J’ai passé la plus grande partie de ces 3 derniers jours au symposium de l’ebs, l’un des plus grands congrès économiques allemands. Le thème de cette année était "Europe and the world – A call for leadership", sous le patronage du CEO d’Airbus, Thomas Enders.
Mais l’intervention que j’attendais vraiment, et particulièrement vu les conditions économiques particulièrement incertaines de ces dernières semaines, était celle de Jean-Claude Trichet, président de la BCE. Tout naturellement, je me réjouissais de connaître son interprétation des évènements qui ont fait l’actualité économique de ces derniers jours, à savoir la faillite de Lehmann Brothers, la nationalisation d’AIG, le rachat de Merill Lynch par Bank of America et les spéculations autour du deal Morgan Stanley / Wachovia. Pour ceux qui auraient besoin d'une piqûre de rappel, ça se passe là ou encore là.
Mais contrairement à mes attentes, la présentation de M. Trichet était principalement axée sur l’historique de la BCE depuis la création de l’Euro, en insistant sur deux facteurs qui lui semblaient fondamentaux, à savoir la stabilité économique par le contrôle de l’inflation autour des 2 pourcents, et la création d’une véritable crédibilité monétaire vis-à-vis de la monnaie unique. Il ressort également de la présentation que la création de l’Euro correspond finalement plus à une synthèse des bonnes pratiques monétaires de l’époque qu’à une pure création originale. De ce fait, comme l’explique M. Trichet, bien que la plupart des acteurs financiers aient exprimés certaines réticences face à ce projet, son avenir lui semblait ne pouvoir être que prometteur.

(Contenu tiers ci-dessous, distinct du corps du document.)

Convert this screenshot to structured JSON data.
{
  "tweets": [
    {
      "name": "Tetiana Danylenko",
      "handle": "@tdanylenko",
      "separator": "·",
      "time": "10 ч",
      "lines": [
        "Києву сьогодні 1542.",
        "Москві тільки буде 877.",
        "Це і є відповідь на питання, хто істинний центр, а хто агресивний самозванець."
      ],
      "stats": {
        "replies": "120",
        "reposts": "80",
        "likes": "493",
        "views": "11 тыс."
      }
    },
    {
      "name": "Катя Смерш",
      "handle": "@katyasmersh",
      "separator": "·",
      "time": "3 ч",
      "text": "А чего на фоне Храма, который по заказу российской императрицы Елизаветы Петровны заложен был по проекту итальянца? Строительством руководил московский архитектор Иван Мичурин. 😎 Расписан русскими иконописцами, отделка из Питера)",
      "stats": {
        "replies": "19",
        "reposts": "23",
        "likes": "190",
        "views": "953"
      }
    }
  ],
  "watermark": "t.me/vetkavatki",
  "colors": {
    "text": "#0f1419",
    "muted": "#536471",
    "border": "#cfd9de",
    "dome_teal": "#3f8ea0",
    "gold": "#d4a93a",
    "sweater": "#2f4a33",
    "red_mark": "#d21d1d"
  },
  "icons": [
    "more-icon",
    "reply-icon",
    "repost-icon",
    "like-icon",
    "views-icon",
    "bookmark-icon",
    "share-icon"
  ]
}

Au final, lors de la séance de questions ouvertes (après que les questions de presse aient été explicitement refusées), la première question posée concernait explicitement la crise financière actuelle. Et la réponse de Jean-Claude Trichet a probablement été, avec le recul, un modèle de communication. Au lieu d’adresser directement ce problème, il s’est contenté de répéter que la BCE avait depuis 1 an et demi maintenant prévu des perturbations financières liées aux subprimes, et que par la même occasion, avait réaffirmé la légitimité de sa politique monétaire rigoureuse. Puis, dans un second temps, il a déclaré ne vouloir ajouter aucun commentaire concernant les évènements récents.
Aussi surprenant que cela puisse paraître, où du moins que cela a pu me paraitre au début, cette absence de réponse était en soit la meilleure attitude à avoir. Car au final, dans la salle de conférence étaient représentés l’ensemble des quotidiens économiques allemands, ainsi que des représentants de la quasi-totalité des banques d’investissement européennes.
Imaginez maintenant un instant que Jean-Claude Trichet, aux alentours de 15h30 heure de Frankfurt, annonce qu’à son avis (de président de la BCE), la crise ne fait que commencer et que Goldman Sachs sera la prochaine à tomber ; ou que les grands groupes immobiliers sont en danger imminent ; ou tout autre annonce similaire. Les marchés américains réagiraient quasi-instantanément à une telle annonce, bouleversant ainsi un marché déjà fragilisé. Cette réaction, amplifiée par les 2 jours de week-end, aurait des répercutions immédiates sur l’ensemble des marchés mondiaux à l’ouverture le lundi matin, avec des conséquences forcément catastrophiques.
C’est par l’absence de volonté d’influencer les marchés que l’on reconnait le style de Jean-Claude Trichet en tant que gouverneur de la BCE, style qui a conduit à la situation actuelle de l’Euro. Et lui-même de rappeler que la BCE a été la première banque centrale à instaurer une conférence de presse à la suite de toute annonce de décision concernant sa politique.